«Cet aspect nous inquiète»: le boss des douanes se livre avant le G7
Fermeture des passages frontières, contrôles renforcés aux douanes, restrictions de circulation et mobilisation de milliers de policiers et militaires: à quelques jours du sommet du G7 d'Evian, les forces suisses et autorités genevoises ont présenté ce jeudi un dispositif de sécurité de grande ampleur.
Seuls 7 des 35 passages frontaliers genevois resteront ouverts pour la population: Anières, Moillesulaz, Thônex-Vallard, Bardonnex, Perly, Meyrin et Ferney-Voltaire.
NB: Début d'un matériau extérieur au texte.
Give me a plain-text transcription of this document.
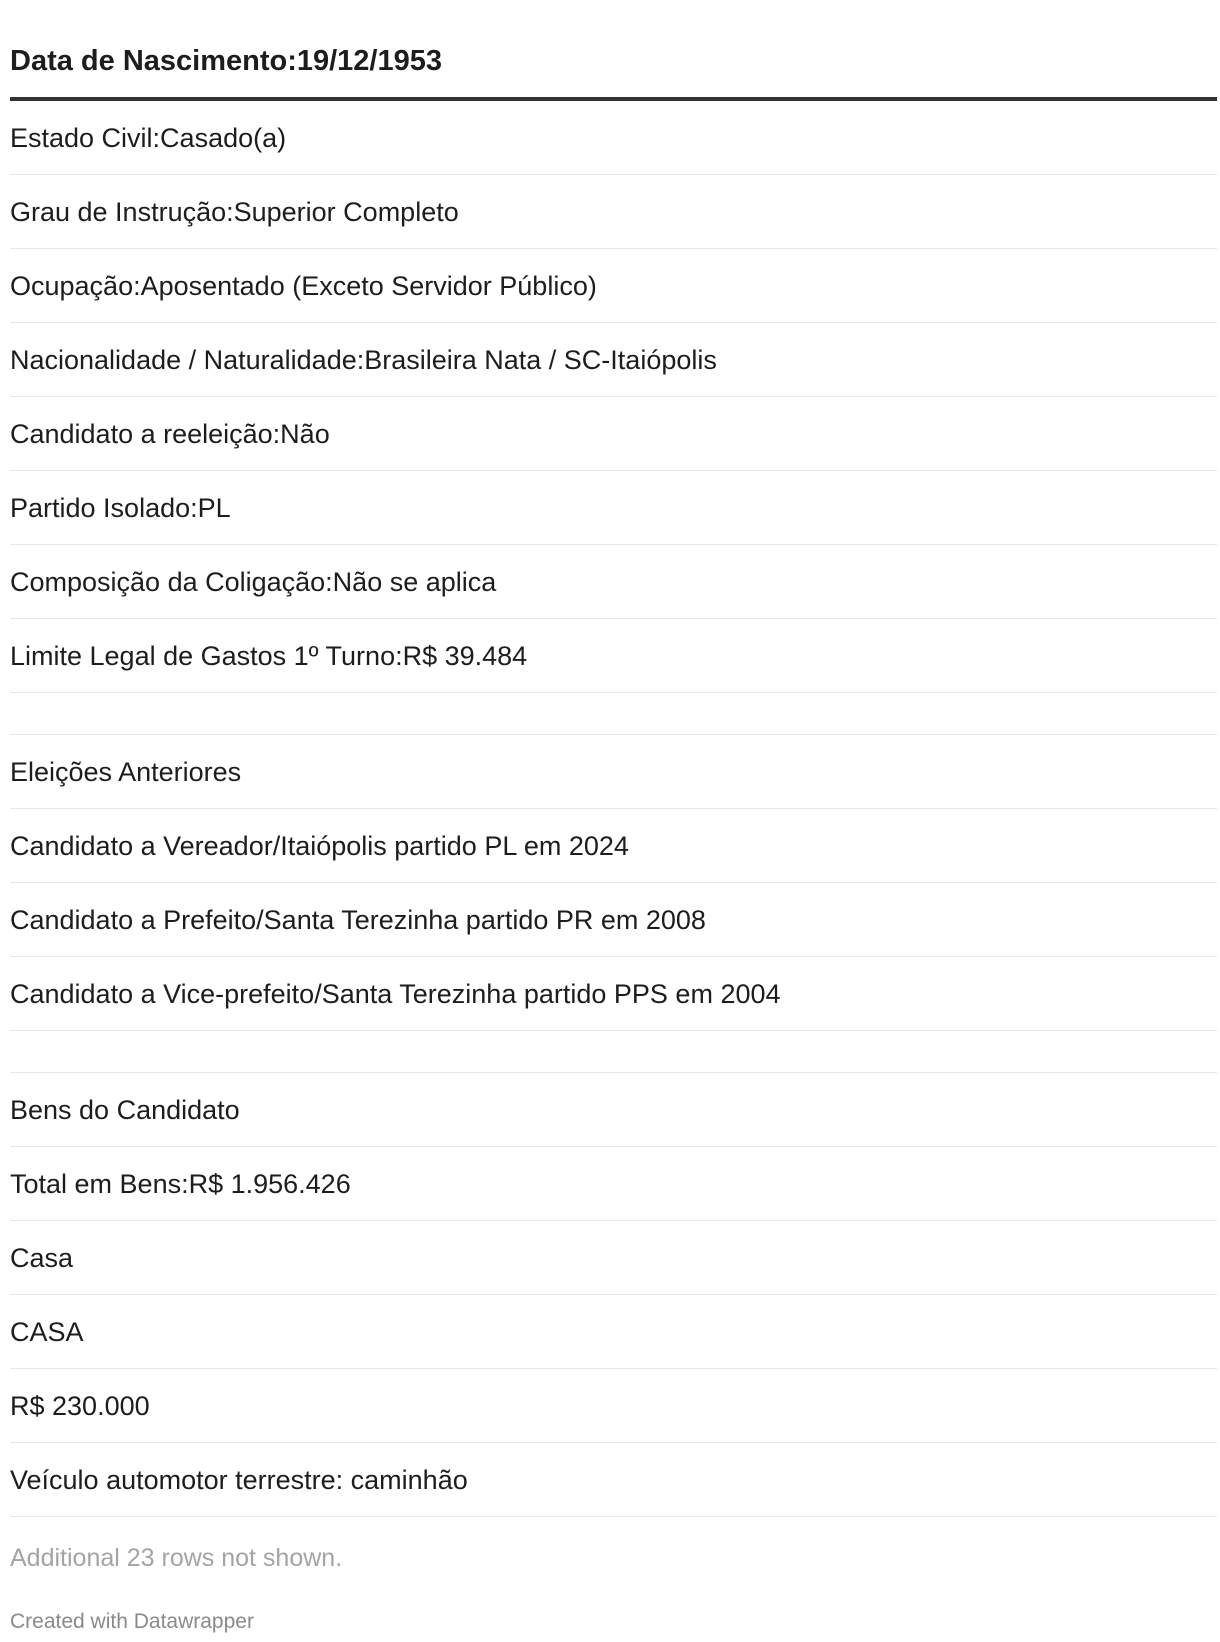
Data de Nascimento:19/12/1953
Estado Civil:Casado(a)
Grau de Instrução:Superior Completo
Ocupação:Aposentado (Exceto Servidor Público)
Nacionalidade / Naturalidade:Brasileira Nata / SC-Itaiópolis
Candidato a reeleição:Não
Partido Isolado:PL
Composição da Coligação:Não se aplica
Limite Legal de Gastos 1º Turno:R$ 39.484
Eleições Anteriores
Candidato a Vereador/Itaiópolis partido PL em 2024
Candidato a Prefeito/Santa Terezinha partido PR em 2008
Candidato a Vice-prefeito/Santa Terezinha partido PPS em 2004
Bens do Candidato
Total em Bens:R$ 1.956.426
Casa
CASA
R$ 230.000
Veículo automotor terrestre: caminhão
Additional 23 rows not shown.
Created with Datawrapper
Toutes les autres frontières sont fermées et les passages terrestres et lacustres seront interdits, y compris à pied ou à vélo. Les frontaliers s’apprêtent à vivre un calvaire, comme watson l’écrivait ce mercredi.
Chef Douane Ouest à l'Office fédéral de la douane et de la sécurité des frontières (OFDF), le colonel Jean-Luc Boillat sera en première ligne durant l'événement. Interrogé par watson à l'issue de la conférence de presse, il revient sur les perturbations attendues pour les frontaliers et les contrôles qui pourront être effectués, même en l'absence de soupçons. Interview.
Colonel Jean-Luc Boillat, quel est le risque principal qui justifie la fermeture de la majorité des passages frontières durant plusieurs jours?
Ces fermetures répondent à des impératifs de sécurité définis par le Conseil d'Etat et la police genevoise. Je suis toutefois conscient des répercussions qu'elles auront pour la population genevoise et les habitants de France voisine. Elles risquent d'entraîner des temps d'attente importants aux frontières, une saturation, voire une paralysie du trafic frontalier, ainsi que des conséquences pour l'économie locale et régionale.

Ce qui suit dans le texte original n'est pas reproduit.